I sucked in a shaky breath, trying to shove it down, trying to make my body behave, but the more I fought it, the more aware I became of him.
Of his presence. Of the cold heat that bled from him, the tension in his shoulders, the way his jaw clenched like he was fighting something just as strong as I was.
And then—his hand brushed my wrist.
A flicker of heat. A jolt through my veins.
I gasped, yanking back—but too late.
The glow returned.
It pulsed beneath my skin, silver and gold weaving through my veins, forming strange, twisting symbols that flickered as if they were alive.
I froze.
“What is this?” My voice was barely a whisper, my pulse roaring in my ears.

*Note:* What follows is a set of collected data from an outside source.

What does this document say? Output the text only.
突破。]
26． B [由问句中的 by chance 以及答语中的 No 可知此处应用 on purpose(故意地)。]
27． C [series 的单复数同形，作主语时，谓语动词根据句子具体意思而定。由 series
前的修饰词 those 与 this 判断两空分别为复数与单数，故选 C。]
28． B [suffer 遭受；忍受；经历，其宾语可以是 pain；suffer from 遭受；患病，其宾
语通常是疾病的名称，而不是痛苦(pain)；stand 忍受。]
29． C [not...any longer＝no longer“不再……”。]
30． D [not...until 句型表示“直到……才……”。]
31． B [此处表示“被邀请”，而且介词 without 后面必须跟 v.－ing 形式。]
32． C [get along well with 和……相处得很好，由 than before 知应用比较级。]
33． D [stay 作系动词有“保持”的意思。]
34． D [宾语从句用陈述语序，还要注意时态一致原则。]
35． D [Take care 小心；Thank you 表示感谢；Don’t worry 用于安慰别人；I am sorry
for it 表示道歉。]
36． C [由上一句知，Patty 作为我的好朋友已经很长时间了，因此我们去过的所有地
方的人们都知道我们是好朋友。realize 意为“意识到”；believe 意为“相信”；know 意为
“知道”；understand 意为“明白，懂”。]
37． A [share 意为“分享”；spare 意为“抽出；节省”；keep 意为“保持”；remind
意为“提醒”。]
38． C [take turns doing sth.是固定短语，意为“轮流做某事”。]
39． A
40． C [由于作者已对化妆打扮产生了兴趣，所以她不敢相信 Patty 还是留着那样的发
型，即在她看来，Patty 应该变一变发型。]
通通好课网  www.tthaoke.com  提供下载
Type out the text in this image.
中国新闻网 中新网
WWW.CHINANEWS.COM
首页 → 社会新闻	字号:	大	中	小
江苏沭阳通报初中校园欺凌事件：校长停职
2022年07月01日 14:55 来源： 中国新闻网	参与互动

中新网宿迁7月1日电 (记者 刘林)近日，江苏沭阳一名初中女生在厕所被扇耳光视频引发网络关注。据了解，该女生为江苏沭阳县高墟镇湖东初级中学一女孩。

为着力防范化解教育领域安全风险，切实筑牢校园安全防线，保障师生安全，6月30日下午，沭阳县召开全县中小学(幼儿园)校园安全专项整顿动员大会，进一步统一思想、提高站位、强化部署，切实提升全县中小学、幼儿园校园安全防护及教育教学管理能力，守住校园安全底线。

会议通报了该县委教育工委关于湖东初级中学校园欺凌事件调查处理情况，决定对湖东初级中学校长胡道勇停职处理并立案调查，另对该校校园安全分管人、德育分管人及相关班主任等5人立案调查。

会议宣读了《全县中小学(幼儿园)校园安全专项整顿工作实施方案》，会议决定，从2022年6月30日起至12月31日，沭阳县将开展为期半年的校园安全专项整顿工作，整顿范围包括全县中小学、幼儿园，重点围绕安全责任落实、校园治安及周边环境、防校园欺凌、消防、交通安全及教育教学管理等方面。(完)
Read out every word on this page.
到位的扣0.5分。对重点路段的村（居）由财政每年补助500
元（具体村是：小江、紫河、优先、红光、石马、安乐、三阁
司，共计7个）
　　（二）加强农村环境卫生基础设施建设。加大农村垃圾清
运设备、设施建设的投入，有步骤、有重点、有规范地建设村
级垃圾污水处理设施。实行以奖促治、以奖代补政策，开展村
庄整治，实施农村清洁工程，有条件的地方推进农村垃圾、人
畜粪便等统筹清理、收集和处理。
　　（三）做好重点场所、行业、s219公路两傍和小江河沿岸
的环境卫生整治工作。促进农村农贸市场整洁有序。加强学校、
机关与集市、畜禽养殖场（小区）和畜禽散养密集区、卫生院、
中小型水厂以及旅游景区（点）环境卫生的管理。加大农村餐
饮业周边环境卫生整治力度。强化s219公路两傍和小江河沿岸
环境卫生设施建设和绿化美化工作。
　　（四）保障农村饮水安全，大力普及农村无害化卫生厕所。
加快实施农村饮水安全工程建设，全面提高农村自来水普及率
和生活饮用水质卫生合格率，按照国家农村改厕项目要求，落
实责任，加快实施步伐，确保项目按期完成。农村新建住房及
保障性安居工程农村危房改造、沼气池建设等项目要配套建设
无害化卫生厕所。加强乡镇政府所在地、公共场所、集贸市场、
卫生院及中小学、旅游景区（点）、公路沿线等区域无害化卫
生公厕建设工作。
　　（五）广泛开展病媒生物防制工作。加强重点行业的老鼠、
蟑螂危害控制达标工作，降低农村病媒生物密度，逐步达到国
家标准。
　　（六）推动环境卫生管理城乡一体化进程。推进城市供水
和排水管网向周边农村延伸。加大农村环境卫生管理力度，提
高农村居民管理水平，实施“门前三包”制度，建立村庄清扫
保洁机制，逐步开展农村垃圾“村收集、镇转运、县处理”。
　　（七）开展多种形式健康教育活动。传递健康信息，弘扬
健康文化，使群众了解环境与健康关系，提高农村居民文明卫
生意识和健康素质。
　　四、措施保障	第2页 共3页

Draven watched the light dance across my skin, his expression unreadable, but his grip tightened. Just for a second. Just enough for me to see it—the slip in control.
Then, he let go.
I pulled my wrist to my chest, breath coming too fast.
“The beginning of forever,” he said simply.
The words slammed into me, cold and final.
“No.” My head shook, even as something inside me twisted, as something inside me already knew. “No, I don’t belong to you.”
His smirk was slow, deliberate. Something sharp and cruel and knowing.
“Your soul disagrees.”
A sharp knock on the door made me flinch. I turned my head just as it creaked open.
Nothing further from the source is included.